My question is, before approaching 0.7V, the diodes are not conducted and hence, total feedback resistor is 20.5kOhm and the gain is more than 2. But when the amplitude of the waveform is larger than 0.7V, the diode in forward biased is conducted, so the total feedback resistor is only 10.5, the gain is less than 2. I thought it will stop oscillating.

Thanks

 

[audioguru]

A conducting diode has resistance. Its voltage drop is nearly always the same so its resistance changes with the amount of current flowing in it. With low current then its resistance is high so the gain of the opamp is high. With higher current then its resistance is lower so it clamps the max voltage swing of the output of the opamp.

The frequency-determining parts are resonant so the output level takes time to change. When it starts to become too small then the resistance of the diodes increase and causes the gain to increase so that the output begins increasing in level. The opposite occurs if the output level begins to increase too much.

The diodes cause the sine-wave output to have a flat top and a flat bottom. This creates harmonic distortion. Other methods of level control don't produce so much distortion.

 

[bananasiong]

The waveform is distorted only when the total feedback resistance is more than 28kOhm (my simulation result). When it is less than 28kOhm, it gives nice sinewave.

I need some time to digest the resistive of the diode..

 

[audioguru]

In a real circuit either the diodes do nothing and the sine-wave fades away to zero, or the sine-wave gets higher and higher until the sine-wave has a flat spot on its top and bottom. You won't be able to adjust it with no distortion and still allow enough gain for it to always start.

 

[Nigel Goodwin]

Use a small lighbulb to stabilise the oscillator, a common VERY high quality method, used in some VERY expensive commercial gear.

 

[audioguru]

Use a small lighbulb to stabilise the oscillator.

Yeah.
Bounce, bounce, bounce, bounce, bounce, bounce, bounce, bounce, bounce, ...

 

[Nigel Goodwin]

Yeah.
Bounce, bounce, bounce, bounce, bounce, bounce, bounce, bounce, bounce, ...

But VERY low distortion! - and other low distortion methods bounce as well, but cost a lot more to do.

 

[audioguru]

My Wien Bridge tone generator uses the best of both:
1) A light bulb for low distortion level control.
2) Some back-to-back LEDs in series across the feedback resistor to clamp the very high swings of the bouncing.
Only the first few cycles at a low frequency are clipped then it quickly settles to a fixed level.
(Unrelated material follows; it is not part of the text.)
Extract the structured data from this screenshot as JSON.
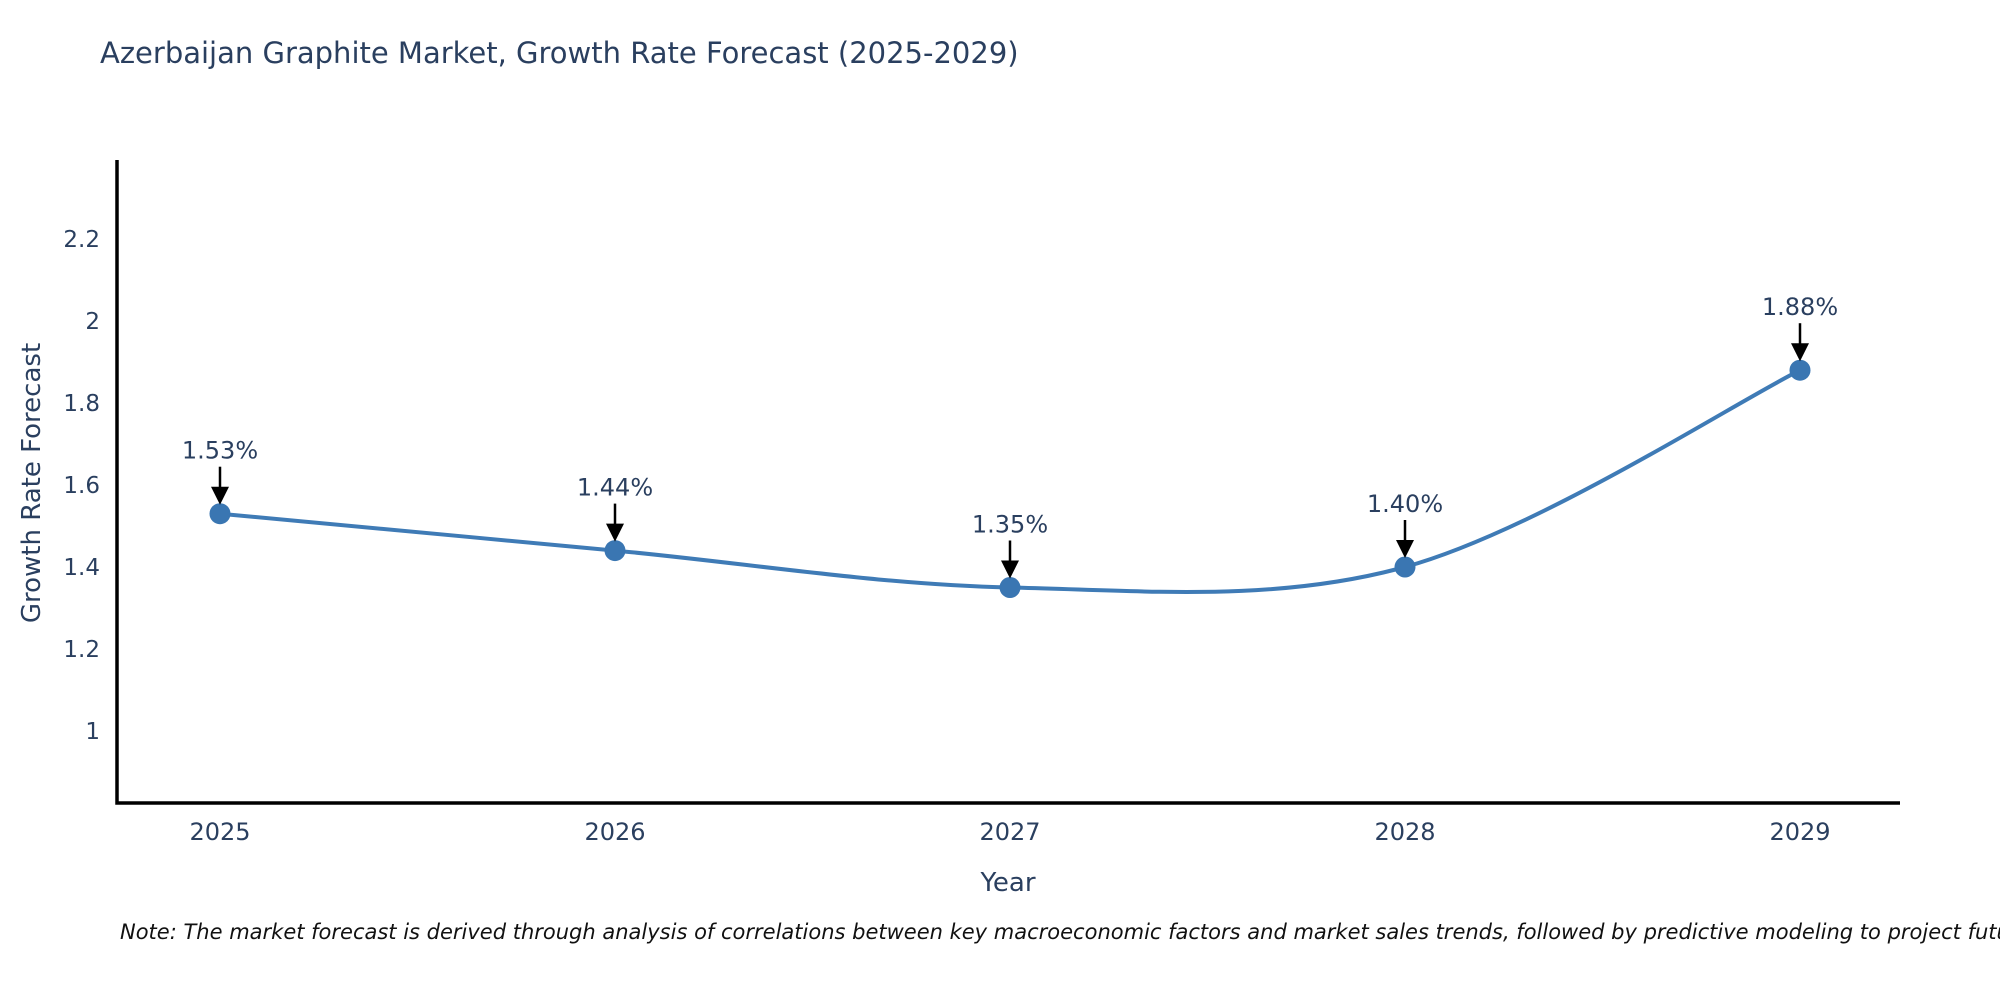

I tried a FET transistor automatic gain control and even tried an optically isolated-FET but the distortion was too high or the output level was too low.

 

[bananasiong]

What is 'bounce' in electronics?
2 back to back LED's in series across the feedback resistor? Then the LED's will not be conducted? I can't figure out how are them connected.

Thanks

 

[audioguru]

A light bulb changes its resistance when its current changes. When it is in the negative feedback loop of the opamp of an oscillator then it controls the amplitude. But its reation time is slow (which allows very low distortion) so the amplitude bounces too high, then too low, then high again then low again for many bounces.

In my Wien Bridge oscillator I used LEDs instead of your diodes and I used two in series for a higher diode voltage. The LEDs stop the output amplitude from going too high during the bouncing so it doesn't bounce as much.

 

[bananasiong]

The resistance of the bulb keeps changing due to the AC signal?

 

[Nigel Goodwin]

The resistance of the bulb keeps changing due to the AC signal?

Yes, but only until it stabilises, this happens when you change it's frequency - but once it's stabilised it's a very low distortion oscillator.

 

[audioguru]

The resistance of the light bulb changes with changes in the average current in it from the signal. It changes slowly because it takes time for it to heat up and to cool down. If it changed quicker then it would cancel the signal at low frequencies.

 

[bananasiong]

The frequency is determined by the frequency selective network right? Then how to change the frequency?